Loyal customers are generally cheaper to serve. They spend more, stay longer, and promote their insurer to friends and family, according to Bain & Company research.

Unfortunately, insurance traditionally has a high attrition rate and low levels of employee satisfaction, but that can change.

“Great leaders don’t just innovate the product. They innovate the factory,” said David Burkus, best-selling author of “Under New Management,” at the recent Property Innovation Summit.

Here are some powerful and practical steps that insurers can take to boost employee satisfaction and reap the rewards in terms of productivity and creativity.

Honing the Hiring Process

A typical hiring process generally involves a phone call followed by a couple of interviews. Hires are made after perhaps three hours with the candidate, and a high proportion do not live up to expectations. Maybe the hiring process needs to be revised.

Unstructured interviews, reference checks and work experience are all poor predictors of how someone will perform once hired, according to the University of Iowa’s Frank Schmidt and Michigan State University’s John Hunter, who analyzed 85 years of research. The best predictor is a work sample test, but that fails to take into account how the candidate will work with others.

One innovative idea that employers like Whole Foods and others are testing is to make the hiring process a joint effort among team members. If the candidate gels well with the team, the team can vote to keep the candidate on board. This doesn’t just filter out poor performers, it identifies employees who share your company values.

Placing Higher Value on All Employees

If you show how you value your employees, they will in turn value customers equally. There’s a strong and undeniable correlation between customer retention rate and profitability. Building loyalty depends upon creating positive experiences for customers. It can start with showing how you value employees.

For employees and claims adjusters to excel in their interactions with customers they need to have the right information at their fingertips. Sometimes the traditional structure needs to be turned on its head, because customer-facing adjusters understand what’s needed to satisfy customers, and their managers should be facilitating them.

There’s nothing more destructive to morale than feeling powerless to make a change that you know will improve the level of service you offer.

After a bad experience, 13 percent of claimants switch to another carrier immediately and 40 percent switch within the next year, according to the J.D. Power 2016 U.S. Property Claims Satisfaction Study. Conversely, 81 percent of highly satisfied claimants renew their policy and recommend their current insurer to others.

Real-Time Performance Reviews

Employee recognition, transparency and performance feedback are vital if you want happy employees, and shifting from annual reviews to frequent check-ins is highly effective, according to the 2017 Employee Engagement Report, from TINYpulse.

An informal discussion once a month that covers what they’re working on, what’s expected, what went well and what you can do as a manager to ensure they can be more effective in their job is enough.
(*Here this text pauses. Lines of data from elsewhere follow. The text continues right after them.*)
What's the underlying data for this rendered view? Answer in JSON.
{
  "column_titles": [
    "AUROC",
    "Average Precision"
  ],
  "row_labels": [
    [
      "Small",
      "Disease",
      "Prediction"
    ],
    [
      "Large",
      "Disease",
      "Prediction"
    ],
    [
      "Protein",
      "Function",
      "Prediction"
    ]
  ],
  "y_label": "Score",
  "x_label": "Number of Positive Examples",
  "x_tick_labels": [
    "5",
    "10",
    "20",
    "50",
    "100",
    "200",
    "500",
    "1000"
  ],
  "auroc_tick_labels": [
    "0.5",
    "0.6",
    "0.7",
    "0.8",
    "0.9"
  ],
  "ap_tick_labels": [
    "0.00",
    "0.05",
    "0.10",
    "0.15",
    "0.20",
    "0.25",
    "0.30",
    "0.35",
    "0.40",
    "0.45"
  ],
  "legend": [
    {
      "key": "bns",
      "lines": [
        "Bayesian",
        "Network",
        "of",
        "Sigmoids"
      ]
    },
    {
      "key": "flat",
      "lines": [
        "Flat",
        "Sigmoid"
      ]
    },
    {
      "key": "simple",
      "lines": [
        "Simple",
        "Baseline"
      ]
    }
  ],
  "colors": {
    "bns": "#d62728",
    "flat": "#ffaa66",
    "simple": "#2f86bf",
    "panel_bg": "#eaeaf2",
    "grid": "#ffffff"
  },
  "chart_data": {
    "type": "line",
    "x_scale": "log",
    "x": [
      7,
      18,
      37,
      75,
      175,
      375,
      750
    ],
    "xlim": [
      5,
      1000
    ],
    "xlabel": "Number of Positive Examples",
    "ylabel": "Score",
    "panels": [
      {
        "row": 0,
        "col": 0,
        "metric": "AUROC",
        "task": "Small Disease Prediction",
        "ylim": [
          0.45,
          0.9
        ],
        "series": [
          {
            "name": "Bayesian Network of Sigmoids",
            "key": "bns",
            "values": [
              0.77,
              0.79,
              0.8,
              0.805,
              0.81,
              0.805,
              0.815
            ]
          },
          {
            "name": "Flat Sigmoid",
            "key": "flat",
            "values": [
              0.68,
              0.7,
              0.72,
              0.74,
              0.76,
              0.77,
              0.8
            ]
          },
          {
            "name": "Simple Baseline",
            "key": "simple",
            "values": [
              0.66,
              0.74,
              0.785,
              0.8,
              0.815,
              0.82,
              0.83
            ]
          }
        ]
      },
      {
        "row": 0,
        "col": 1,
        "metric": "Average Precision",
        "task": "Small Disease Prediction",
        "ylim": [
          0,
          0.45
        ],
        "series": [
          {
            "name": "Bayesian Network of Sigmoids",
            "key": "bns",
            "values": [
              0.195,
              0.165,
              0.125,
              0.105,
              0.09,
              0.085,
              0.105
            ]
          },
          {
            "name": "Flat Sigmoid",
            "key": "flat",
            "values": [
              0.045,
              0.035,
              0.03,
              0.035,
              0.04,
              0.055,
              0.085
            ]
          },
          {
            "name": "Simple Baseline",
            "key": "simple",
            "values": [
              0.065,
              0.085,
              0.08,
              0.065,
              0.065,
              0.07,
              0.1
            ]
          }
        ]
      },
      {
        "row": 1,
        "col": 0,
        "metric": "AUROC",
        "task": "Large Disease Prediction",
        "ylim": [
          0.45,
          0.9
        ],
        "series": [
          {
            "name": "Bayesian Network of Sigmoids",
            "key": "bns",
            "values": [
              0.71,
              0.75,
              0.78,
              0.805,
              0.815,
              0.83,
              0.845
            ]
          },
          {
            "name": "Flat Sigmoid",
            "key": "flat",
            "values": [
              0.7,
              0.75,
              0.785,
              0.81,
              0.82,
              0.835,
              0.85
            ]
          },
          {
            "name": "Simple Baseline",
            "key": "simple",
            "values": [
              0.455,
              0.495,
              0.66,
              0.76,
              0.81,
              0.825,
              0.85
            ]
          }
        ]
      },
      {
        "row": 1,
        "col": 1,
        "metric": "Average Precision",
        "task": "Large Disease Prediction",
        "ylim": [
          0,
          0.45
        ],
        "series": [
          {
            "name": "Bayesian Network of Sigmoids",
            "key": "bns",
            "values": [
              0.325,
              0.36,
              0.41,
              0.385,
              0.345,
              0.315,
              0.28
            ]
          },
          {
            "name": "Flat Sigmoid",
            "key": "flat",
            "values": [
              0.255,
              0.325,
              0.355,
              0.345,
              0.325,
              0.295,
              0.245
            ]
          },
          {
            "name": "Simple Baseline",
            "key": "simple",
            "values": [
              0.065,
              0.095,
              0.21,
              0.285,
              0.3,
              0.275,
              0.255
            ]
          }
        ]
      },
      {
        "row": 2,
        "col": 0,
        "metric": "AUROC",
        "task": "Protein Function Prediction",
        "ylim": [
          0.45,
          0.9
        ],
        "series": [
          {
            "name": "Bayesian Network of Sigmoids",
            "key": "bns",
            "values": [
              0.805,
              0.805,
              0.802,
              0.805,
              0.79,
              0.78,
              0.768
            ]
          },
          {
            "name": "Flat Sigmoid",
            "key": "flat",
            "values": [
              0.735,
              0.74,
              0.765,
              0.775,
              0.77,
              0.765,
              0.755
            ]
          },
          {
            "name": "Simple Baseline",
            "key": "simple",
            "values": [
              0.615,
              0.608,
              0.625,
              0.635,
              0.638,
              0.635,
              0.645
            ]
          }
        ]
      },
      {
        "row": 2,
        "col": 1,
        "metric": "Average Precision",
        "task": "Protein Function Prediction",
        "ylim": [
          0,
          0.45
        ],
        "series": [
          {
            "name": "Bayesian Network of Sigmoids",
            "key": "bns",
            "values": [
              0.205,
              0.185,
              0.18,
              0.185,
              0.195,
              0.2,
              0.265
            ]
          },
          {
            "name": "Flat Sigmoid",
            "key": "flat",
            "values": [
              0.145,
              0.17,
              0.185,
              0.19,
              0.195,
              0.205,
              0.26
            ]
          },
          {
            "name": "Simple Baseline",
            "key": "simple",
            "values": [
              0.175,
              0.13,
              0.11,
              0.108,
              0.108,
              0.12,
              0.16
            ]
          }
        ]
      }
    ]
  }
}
It doesn’t need to replace the performance appraisal or generate paperwork. But it can be tremendously motivating, because employees feel they are making progress.

It’s a great opportunity to show your adjusters and investigators that you care and to ensure that everyone is on the same page. It also means there are no surprises for either side when the annual review rolls around.

Turning Down the Noise

“Everybody’s job is now coming up with ideas and solving problems, whether it be for the company, for the client or both,” said Burkus. “We need to shift a little bit about how we manage in that environment.”

Open-plan offices, frequent face-to-face meetings and 24/7 access to work communications via mobile devices have increased productivity to some extent, but they’ve also turned up the noise for employees. The level of distraction and stress has soared in the modern age, and it’s important to be mindful of that. People need quiet periods of time and spaces where they can really focus.

Innovation is a key driving force behind any insurer’s success, but sometimes that creativity must be directed toward organizational structure and processes. Empowering adjusters to make positive changes will have a positive impact on the entire business, because there’s an inextricable link between satisfied employees and satisfied customers.